Autism characterized by impaired social interactions reduced verbal and non-verbal communication and stereotyped behavior and activities. These symptoms appear in early childhood and impair or limit everyday functioning.
Autism and genetics
Researchers believe that both environment and genetics play a role in autism. It is a matter of great concern that the rates of ASD have been increasing without an understanding of the underlying causes. Several studies of individuals with autism have found variations in the growth of several parts of the brain. Studies suggest that disruptions in natural brain growth in early development can be a cause of autism. Imperfect genes that control the development of the brain and manage the communication between brain cells can be the reason of these disruptions. Premature birth can increase the risk of autism. Gene function and development can also depend on environmental factors, but no particular environmental reasons have yet been delineated
The incidence of autism can be traced to heredity; that is it passes on from parents to offsprings. If a disease is heritable then its origin can be traced to genes. Scientists have determined the number of genetic reasons associated with autism. Although the relationship between genes and autism is complex; it is still unclear whether the condition is caused by interaction of multiple genes or the result of mutations that can have major effect
Statistics shows that 1 in every 166 people have autism. In parents having one child with autism, the risk for next child with autism is only 2-6%. But, if a single gene was the responsible for autism then the possibility of next child with autism would be 25-50%.
And if parents have two autistic children then the chances of having third one with autism are expected to be around 35%. This indicates that several genes are involved in the process. It is not as strange as it sounds. DNA (Deoxyribonucleic Acid) can and does vary from one generation to another.
Usually, the differences aren't significant but sometimes they are. For example, seven out of eight cases of dwarfism (condition of short stature) are the result of entirely new DNA changes.
To analyze these variations in DNA, a team of scientists compared the DNA of children with autism to their parents. The researchers determined that at least 10% of the children had extra or missing DNA compared to their parents. These changes in DNA may be a reason for the autism in children.
How do the researchers find the changes in DNA from one generation to another?
One can’t just check 6 billion letters of DNA of kids and their parents to identify the causes. This is costly and time-consuming too.
What the researchers decided to look at were big changes in DNA. Usually, scientists focus on minor differences: differences in one letter or couple of the code.
Then they realized that the major changes are important too. For example, major changes like missing of big chunks of DNA or any duplication.
The scientists divided the families into three groups. The first group had 99 families without any children with autism. Next group had 188 families who had one autistic child. And the last group had 47 families with more than one kid with autism.
The group of scientists gathered DNA from all the families (parents and children). Then they compared the collected data by using a test called CGH (comparative genomic hybridization) arrays. The main advantage of a CGH array is the ability to analyze all 46 chromosomes in a single test and to identify any DNA defects including missing or extra chromosomes and gain or loss of chromosome material much more precisely than traditional chromosome analysis.

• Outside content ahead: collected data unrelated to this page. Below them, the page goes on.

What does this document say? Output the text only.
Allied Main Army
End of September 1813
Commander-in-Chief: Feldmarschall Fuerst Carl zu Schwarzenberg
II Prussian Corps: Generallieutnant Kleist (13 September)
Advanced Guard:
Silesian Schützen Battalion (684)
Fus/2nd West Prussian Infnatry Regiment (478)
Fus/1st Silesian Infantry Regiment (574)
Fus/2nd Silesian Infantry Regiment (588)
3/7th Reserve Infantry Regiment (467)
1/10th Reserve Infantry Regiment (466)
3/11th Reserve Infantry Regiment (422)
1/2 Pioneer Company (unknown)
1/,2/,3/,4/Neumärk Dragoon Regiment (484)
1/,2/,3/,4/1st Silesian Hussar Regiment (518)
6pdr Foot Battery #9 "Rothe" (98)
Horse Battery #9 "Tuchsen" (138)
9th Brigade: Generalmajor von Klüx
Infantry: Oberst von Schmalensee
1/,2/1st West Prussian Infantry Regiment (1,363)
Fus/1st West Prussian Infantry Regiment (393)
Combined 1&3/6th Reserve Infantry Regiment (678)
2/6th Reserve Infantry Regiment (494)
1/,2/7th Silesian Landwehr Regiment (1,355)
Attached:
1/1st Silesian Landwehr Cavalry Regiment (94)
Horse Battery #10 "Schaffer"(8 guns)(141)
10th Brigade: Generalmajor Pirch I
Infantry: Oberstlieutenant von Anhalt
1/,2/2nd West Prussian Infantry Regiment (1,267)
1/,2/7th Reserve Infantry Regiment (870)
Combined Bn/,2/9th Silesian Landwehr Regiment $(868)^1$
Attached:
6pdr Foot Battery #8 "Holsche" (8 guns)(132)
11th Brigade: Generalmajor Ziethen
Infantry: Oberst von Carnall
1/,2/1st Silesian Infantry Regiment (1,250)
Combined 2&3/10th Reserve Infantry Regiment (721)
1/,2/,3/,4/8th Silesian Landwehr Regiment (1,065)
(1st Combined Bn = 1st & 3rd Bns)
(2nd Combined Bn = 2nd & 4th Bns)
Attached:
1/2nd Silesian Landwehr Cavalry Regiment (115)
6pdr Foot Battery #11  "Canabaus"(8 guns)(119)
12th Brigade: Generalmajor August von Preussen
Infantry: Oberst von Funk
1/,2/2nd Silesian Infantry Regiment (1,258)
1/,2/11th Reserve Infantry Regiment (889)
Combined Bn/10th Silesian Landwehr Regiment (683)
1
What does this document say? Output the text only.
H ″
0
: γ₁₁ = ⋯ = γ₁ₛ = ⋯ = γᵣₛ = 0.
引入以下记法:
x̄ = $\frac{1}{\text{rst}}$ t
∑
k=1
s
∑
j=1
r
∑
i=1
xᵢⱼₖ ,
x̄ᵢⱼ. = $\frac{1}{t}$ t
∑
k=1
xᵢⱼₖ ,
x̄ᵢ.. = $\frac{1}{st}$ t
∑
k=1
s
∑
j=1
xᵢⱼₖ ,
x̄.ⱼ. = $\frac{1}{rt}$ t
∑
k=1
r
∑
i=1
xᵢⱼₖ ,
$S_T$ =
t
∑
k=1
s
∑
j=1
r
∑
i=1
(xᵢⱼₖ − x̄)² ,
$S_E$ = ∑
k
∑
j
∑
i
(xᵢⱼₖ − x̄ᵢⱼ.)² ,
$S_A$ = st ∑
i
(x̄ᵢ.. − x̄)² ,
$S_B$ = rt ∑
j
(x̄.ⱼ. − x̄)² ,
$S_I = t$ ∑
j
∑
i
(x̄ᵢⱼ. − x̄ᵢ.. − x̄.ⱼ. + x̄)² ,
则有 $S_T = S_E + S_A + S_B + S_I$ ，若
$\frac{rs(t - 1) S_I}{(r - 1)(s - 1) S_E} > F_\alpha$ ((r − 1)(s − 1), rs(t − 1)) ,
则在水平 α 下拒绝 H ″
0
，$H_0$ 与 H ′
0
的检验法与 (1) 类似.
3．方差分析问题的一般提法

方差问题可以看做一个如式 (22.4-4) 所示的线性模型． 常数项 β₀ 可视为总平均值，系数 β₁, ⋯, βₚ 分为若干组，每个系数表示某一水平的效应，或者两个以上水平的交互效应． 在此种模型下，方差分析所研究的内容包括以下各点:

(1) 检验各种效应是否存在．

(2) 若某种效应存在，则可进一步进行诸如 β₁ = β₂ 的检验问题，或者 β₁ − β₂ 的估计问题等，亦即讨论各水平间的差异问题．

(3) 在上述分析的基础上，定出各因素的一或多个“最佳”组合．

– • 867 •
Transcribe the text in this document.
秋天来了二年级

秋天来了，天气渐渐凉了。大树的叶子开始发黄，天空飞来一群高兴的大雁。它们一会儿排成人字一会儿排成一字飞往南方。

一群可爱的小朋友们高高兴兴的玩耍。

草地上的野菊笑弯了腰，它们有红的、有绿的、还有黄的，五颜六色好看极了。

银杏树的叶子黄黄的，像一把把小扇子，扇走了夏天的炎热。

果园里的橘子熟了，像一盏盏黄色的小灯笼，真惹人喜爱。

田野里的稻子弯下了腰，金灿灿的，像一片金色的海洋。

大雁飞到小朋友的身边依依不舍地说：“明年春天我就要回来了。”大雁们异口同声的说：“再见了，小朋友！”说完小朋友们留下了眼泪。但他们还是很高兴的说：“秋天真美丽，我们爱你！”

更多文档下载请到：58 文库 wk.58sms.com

The scientists were trying to find the DNA that was different in children with autism as compared to their parents. They found that approximately 10% of the children with autism in the families with a single kid with autism had big DNA variations compared to their parents. Around 3% of the child with autism had detectable DNA changes compare to their parents in families who had more than one child with autism. And only 1% of a child in families who had no child with autism had these types of DNA differences.
These results indicate that a missing or duplication of big DNA chunk is the one way to have autism. It also shows that DNA variation from generation to generation in many different places can be the reason of autism. This has found consistently in most of the researchers.
One of the best ways to study the effect of genes is to study and compare the incidence of the disease in identical and fraternal twins. Researchers have found that 56 to 95 percent of the incidence can be traced to genetics. Identical twins or monozygotic twins are produced by the bifurcation of a single fertilized egg; a large percentage of their DNA structure is, therefore, identical. While, fraternal twins or dizygotic twins are born from the fertilization of two eggs at the same time, therefore, they are less likely to have similar DNA structure. These are the best circumstances for a comparative study of the effect of genes on autism; the twins are raised in similar environment thus the variation in environmental factors is also controlled in this study.
The research concluded that if one identical twin has autism, the another twin has 76 percent chances of developing autism. While in fraternal twin, the percentage decreases to 34 percent in same-sex twins and 18 percent for a male-female pair.
The conclusion so far is that we do know that autism is affected by genes and it may be heritable. But, we have no clue about the exact genes that cause the condition.There are various questions are still left unanswered like why are parents of autistic children typically not- autistic, or in 25percent of the cases, why is one child autistic while the other is not in a pair of identical twins? There are several models which aim to explain the interaction of genes causing autism, however, none of them are fool-proof.